# R5 and R6 loose hotshoe anyone?



## PierreB (Nov 16, 2021)

A friend sent me this petition on change.org (take it for what its worth) where people are complaining about consistently loose hotshoes on both the R6 and R5.
This is the first I have heard / read about this, was wondering if anyone here has any input?

(link to petition -> https://www.change.org/p/canon-have...-r6-r5-hot-shoe-malfunction-chronically-loose )


----------



## AlanF (Nov 16, 2021)

change.org is a website for campaigning important social issues. Using it for complaining about a loose hotshoe beggars belief.


----------



## Mt Spokane Photography (Nov 16, 2021)

No issue with mine. Occasionally, I've seen someone complaining about a hot shoe being loose but I don't recall seeing a R5 or R6 with the issue.


----------



## Deleted member 381342 (Nov 17, 2021)

Rather disgusting to use change.org for such a trivial matter. There are established processes in just about every country on the planet that have consumer rights.


----------



## dcm (Nov 17, 2021)

Codebunny said:


> Rather disgusting to use change.org for such a trivial matter. There are established processes in just about every country on the planet that have consumer rights.

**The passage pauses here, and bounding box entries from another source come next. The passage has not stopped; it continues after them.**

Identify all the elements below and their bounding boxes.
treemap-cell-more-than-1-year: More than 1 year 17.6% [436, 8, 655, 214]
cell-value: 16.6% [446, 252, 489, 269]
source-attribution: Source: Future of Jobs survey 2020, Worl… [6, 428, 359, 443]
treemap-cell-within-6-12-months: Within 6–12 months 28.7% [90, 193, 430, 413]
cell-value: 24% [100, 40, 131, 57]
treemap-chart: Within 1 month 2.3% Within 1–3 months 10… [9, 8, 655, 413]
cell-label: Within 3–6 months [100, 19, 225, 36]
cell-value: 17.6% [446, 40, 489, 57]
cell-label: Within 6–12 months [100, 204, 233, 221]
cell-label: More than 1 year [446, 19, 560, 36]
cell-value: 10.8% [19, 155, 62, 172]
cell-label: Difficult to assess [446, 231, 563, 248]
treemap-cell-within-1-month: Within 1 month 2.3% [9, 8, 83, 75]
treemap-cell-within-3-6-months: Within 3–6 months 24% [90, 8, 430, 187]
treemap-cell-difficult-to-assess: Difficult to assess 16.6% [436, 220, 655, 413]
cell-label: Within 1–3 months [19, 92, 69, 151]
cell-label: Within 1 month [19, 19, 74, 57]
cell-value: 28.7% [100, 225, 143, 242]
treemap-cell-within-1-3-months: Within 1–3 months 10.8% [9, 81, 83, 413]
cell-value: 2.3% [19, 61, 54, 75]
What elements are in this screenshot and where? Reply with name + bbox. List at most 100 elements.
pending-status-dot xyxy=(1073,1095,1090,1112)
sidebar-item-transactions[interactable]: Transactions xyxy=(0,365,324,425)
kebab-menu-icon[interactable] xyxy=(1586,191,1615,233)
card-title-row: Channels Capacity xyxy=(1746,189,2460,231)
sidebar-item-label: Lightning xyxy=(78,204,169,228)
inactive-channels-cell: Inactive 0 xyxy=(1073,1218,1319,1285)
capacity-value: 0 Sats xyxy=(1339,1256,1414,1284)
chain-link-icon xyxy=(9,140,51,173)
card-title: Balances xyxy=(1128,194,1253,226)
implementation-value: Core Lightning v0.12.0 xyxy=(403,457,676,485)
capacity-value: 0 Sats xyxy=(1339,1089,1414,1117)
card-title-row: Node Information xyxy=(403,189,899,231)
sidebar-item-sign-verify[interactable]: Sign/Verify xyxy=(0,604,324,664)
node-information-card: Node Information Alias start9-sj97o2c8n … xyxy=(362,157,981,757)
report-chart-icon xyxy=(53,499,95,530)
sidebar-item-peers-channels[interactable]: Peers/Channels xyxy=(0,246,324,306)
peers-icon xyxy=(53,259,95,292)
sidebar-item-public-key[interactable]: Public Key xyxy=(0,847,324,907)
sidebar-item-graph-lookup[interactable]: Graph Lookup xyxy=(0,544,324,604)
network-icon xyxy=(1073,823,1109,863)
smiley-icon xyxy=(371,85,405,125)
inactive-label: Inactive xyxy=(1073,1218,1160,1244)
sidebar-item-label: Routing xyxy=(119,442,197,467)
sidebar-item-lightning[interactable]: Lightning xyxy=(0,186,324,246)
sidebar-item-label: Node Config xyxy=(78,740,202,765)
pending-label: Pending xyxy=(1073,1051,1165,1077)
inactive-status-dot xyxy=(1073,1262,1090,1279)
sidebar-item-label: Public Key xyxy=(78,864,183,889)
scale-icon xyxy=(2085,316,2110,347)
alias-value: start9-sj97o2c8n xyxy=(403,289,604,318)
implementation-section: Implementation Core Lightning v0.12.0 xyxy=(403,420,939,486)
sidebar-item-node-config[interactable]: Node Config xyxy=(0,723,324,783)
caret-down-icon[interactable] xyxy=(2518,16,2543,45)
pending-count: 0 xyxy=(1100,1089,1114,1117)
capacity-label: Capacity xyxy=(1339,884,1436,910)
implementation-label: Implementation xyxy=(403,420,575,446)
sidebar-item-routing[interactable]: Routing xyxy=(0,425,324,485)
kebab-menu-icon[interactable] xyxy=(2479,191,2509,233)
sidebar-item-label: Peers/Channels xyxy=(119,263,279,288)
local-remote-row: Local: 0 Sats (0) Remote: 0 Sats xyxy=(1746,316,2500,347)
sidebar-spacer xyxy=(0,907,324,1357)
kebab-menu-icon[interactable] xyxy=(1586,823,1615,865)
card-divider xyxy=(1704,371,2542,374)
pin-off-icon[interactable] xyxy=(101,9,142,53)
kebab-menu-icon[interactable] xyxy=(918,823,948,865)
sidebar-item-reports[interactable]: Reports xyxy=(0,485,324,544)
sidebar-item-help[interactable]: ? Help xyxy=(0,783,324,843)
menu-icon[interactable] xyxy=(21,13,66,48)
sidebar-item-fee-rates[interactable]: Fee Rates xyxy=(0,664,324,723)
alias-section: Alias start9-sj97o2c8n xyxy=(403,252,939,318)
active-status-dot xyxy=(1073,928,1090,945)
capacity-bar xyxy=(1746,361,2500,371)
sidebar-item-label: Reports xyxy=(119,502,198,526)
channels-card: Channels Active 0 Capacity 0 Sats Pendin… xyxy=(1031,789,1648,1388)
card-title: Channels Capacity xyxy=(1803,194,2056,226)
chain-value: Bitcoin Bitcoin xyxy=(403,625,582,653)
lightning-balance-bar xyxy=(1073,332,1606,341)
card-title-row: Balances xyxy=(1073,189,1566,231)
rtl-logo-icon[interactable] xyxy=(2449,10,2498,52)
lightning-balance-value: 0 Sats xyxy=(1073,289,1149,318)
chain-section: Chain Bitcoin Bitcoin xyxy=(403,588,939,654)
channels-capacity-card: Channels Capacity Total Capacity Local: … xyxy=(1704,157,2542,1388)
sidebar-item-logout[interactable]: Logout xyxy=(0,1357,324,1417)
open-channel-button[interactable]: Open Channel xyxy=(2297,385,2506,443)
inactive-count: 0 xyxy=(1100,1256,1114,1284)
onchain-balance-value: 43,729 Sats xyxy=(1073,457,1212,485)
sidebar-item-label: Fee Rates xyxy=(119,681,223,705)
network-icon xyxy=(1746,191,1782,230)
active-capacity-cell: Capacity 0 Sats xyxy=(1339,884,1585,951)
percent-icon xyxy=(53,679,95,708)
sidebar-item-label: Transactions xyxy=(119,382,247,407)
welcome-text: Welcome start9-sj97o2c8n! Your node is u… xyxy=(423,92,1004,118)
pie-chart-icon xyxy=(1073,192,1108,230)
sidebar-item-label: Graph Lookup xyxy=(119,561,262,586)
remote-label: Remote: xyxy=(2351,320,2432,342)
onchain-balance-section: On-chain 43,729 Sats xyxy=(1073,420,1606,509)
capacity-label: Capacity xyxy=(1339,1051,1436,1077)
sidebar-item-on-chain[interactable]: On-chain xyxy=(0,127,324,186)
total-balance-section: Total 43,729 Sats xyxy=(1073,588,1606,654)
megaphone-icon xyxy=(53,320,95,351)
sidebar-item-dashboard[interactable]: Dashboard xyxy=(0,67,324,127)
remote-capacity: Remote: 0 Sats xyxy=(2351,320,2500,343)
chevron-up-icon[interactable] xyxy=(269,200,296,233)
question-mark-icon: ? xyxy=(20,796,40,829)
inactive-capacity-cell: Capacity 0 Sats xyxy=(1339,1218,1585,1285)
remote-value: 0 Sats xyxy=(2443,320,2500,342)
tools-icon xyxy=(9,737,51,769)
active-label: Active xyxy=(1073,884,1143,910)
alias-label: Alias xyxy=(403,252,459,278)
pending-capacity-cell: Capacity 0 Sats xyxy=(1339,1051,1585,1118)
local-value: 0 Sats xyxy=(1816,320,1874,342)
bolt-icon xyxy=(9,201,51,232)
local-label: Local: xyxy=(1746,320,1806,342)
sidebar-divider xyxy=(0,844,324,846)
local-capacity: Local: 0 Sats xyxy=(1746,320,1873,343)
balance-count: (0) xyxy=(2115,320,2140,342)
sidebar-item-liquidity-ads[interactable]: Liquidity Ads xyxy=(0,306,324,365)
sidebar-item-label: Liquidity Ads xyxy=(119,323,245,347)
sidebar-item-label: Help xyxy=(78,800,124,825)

Everything seems to be a social issue these days....


----------



## LogicExtremist (Nov 19, 2021)

AlanF said:


> change.org is a website for campaigning important social issues. Using it for complaining about a loose hotshoe beggars belief.


Aren't there consumer affairs organisations and websites in the US for that purpose? Quite a few listed here - http://consumeraffairsusa.com/


----------